Hooton Levitt was a tiny village, bordering on Nottingham Forest. As late as 1379, it had only 30 taxpayers. What made it valuable were its quarries, and those controlled by the nearby Cistercian Abbey of Roche.[4] It was these quarries, and others like them nearby, that would later supply the grinding stones necessary to the cutlery industry that emerged at nearby Sheffield, and that in the meantime supplied building material to much of the county.[5]
The Lyvet family were lords of the manor of several South Yorkshire villages, and Hooton Levitt (sometimes spelled Hooton Levett) was given the manorial affix of the Anglo-Norman family who eventually came to own it.[6] William Levett married Constantia, granddaughter of Richard FitzTurgis,[7] founder of Roche Abbey and first to style himself 'de Wickersley' after his holding of the nearby village of Wickersley.[8]
Following the marriage of William Levett and Constantia de Wickersley, the Levett family controlled the Abbey through its patronage. In today's world such abbeys seem an odd concept, but during the Middle Ages they controlled huge swaths of land. Roche Abbey's holdings—and it was only of middling rank—were enormous, sprawling across five counties: Yorkshire, Nottinghamshire, Derbyshire, Lincolnshire and Lancashire.[9]
Little is known of the life of William Levett, lord of the manor of Hooton Levitt and controller of Roche. He appears to have been a power in the region, having witnessed a charter in 1240 confirming a grant under William de Warenne, 5th Earl of Surrey, one of the most powerful Norman magnates, of land to the Kirklees nunnery. Levett (referred to as 'William de Livet') served as Steward to the Earl of Surrey.[10] The Levett family's name is often connected with grants of land to the Abbey through the centuries.[11] As lords of the manor of Hooton Levitt and principal patrons of Roche Abbey, the Levett family wielded considerable influence in the region.
But these were turbulent times, punctuated by the Black Death and the evolving feudal order, in which labor imbalances due to plague deaths gave the common laborer leverage against his lords. By the time of the tenure of Roche Abbey Abbot John de Aston (1356–1358) the Levett family seemed to have been stretched thin. In 1377 John Levett, son of William and likely grandson or great-grandson of the original William who gained control of the Abbey through marriage, sold control of Roche to a London merchant.[12] The deed records Levett's words: "I, John Levet, son and heir of William Levet, of Hooton Levet, have given, granted, and by this present charter confirmed to Richard Barry, citizen and merchant of London, the whole of my estate, which I have or my ancestors have ever had in the foundation of the Abbey of Roche...."[13]
At the height of the Abbey's power, during the tenure of the FitzTurgis family and their Levett descendants, Roche had some 80 monks within its walls.
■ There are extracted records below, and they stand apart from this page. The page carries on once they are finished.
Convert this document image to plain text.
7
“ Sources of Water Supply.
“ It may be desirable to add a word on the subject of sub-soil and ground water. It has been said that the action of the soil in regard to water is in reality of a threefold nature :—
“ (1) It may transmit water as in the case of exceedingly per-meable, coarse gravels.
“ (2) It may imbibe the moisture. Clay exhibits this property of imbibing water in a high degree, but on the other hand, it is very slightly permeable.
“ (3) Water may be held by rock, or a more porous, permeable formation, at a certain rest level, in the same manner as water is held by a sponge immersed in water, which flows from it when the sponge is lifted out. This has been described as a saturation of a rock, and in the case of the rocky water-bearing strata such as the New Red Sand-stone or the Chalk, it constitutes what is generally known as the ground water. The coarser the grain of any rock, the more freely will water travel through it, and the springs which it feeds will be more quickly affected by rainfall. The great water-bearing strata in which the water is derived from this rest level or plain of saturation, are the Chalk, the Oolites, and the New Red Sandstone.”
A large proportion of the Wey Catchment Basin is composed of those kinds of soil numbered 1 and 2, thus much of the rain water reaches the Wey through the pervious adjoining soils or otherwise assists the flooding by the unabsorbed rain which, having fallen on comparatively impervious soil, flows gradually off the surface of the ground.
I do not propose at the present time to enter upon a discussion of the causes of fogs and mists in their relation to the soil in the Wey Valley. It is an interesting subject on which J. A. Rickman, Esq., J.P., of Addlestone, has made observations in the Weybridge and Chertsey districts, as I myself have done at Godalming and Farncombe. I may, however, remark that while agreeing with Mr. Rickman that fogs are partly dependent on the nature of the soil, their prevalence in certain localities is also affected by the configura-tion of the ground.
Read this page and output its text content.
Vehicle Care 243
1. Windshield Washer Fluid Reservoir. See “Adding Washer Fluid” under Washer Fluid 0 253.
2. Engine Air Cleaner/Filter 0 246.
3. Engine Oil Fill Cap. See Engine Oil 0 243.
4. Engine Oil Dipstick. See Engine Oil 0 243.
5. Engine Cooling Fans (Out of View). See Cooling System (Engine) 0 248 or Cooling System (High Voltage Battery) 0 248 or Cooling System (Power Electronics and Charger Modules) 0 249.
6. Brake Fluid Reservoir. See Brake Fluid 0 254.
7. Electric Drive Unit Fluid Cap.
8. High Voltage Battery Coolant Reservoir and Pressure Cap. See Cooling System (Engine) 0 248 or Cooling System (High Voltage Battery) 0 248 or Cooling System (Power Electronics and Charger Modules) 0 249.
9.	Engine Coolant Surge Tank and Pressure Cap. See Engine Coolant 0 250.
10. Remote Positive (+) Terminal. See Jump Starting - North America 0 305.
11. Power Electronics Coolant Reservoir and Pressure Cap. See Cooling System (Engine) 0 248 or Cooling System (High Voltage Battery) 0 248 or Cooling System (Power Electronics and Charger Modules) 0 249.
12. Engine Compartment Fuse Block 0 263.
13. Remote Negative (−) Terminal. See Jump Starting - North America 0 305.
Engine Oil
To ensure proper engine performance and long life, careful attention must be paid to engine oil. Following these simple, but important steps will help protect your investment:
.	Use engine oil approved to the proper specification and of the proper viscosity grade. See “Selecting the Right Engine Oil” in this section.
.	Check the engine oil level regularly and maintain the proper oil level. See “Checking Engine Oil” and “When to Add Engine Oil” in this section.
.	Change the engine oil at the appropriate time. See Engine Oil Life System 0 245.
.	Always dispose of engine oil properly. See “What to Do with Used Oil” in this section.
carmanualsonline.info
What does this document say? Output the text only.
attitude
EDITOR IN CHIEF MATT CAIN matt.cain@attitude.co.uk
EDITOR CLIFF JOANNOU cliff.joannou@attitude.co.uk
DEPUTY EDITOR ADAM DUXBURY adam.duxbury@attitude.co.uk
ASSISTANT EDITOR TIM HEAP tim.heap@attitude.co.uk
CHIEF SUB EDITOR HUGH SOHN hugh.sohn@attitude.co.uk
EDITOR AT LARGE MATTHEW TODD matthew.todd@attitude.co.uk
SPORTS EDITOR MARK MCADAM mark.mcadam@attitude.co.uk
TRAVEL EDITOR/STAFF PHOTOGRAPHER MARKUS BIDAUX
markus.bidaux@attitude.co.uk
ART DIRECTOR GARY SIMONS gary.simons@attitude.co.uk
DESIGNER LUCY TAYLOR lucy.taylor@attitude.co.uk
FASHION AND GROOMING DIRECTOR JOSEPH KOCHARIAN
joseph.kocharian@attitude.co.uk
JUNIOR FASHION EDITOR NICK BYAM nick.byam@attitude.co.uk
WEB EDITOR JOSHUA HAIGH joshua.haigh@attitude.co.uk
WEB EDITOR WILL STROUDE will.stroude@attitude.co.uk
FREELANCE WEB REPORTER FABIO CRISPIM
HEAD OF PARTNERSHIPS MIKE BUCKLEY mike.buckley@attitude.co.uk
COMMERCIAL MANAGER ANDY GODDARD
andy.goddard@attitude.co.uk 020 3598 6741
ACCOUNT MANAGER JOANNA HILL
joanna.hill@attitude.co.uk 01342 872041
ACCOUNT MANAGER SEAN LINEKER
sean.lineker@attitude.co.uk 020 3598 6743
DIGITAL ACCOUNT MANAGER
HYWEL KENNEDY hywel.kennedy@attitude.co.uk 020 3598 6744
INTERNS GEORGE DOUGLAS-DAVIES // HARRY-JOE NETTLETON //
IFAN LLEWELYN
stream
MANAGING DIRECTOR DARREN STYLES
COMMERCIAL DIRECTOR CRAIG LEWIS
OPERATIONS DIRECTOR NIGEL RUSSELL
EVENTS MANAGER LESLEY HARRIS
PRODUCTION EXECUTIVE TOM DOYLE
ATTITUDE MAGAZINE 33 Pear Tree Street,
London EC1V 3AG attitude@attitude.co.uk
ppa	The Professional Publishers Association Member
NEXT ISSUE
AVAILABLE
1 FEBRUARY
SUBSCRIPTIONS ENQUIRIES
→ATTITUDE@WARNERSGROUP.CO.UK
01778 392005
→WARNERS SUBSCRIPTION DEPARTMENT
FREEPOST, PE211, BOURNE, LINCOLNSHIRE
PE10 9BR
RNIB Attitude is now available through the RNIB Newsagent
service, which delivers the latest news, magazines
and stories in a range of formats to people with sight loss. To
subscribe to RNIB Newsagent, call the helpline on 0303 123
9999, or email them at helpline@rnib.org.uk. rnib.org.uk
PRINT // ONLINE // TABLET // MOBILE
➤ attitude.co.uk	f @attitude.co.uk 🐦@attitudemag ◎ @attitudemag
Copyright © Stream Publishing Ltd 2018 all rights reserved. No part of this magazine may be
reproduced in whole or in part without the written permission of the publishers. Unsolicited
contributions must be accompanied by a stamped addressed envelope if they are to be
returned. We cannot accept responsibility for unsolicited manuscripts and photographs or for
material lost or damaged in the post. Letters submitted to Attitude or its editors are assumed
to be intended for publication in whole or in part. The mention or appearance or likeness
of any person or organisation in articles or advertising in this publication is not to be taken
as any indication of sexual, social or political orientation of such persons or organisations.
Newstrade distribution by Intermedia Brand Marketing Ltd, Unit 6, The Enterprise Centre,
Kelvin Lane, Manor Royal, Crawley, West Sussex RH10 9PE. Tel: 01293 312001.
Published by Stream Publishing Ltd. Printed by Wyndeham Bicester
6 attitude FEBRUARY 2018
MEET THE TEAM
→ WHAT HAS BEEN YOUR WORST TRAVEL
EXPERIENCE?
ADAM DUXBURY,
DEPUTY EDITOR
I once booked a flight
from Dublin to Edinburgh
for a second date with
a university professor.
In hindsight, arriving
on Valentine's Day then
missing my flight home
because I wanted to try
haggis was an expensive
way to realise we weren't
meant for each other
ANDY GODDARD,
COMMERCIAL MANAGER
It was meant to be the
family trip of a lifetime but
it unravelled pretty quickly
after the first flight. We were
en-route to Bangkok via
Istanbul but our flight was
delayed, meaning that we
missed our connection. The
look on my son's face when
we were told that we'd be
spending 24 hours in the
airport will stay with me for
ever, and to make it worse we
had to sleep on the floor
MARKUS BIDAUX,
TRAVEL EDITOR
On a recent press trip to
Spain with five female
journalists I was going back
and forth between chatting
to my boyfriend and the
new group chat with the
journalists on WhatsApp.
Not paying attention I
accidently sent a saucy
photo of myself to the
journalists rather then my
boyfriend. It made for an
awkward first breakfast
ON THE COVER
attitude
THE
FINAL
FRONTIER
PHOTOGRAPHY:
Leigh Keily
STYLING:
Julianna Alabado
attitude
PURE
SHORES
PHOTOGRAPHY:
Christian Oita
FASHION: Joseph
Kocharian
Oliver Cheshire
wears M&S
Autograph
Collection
Quarrying its stone-rich meadows yielded large profits, as did income from its sprawling holdings,[14] principally of grazing land but also within the city of York.[15] The family's ties to this ecclesiastical bedrock during the turbulent Middle Ages likely provided some measure of spiritual comfort. All this passed out of the family's hands in 1377, perhaps because of financial mismanagement or the collapsing labor market due to the Black Death.
The family continued to remain in the area,[16] moving on to nearby Normanton,[17][18] where they were lords of the manor of the Newlands estate,[19] and had longstanding ties to the Knights Hospitallers, and to High Melton,[20] where many of the original charters of Roche, as well as the Chartulary of the St. John of Pontefract Abbey, eventually fell into the hands of Thomas Levett, a descendant who turned them over to eminent Yorkshire antiquarian Roger Dodsworth for study and publication. Most of the other records of Roche were lost when the chest in which they were kept in St Mary's Tower, York, was blasted by the Parliamentary forces of Oliver Cromwell during the siege of June 1644 in the English Civil War.[21]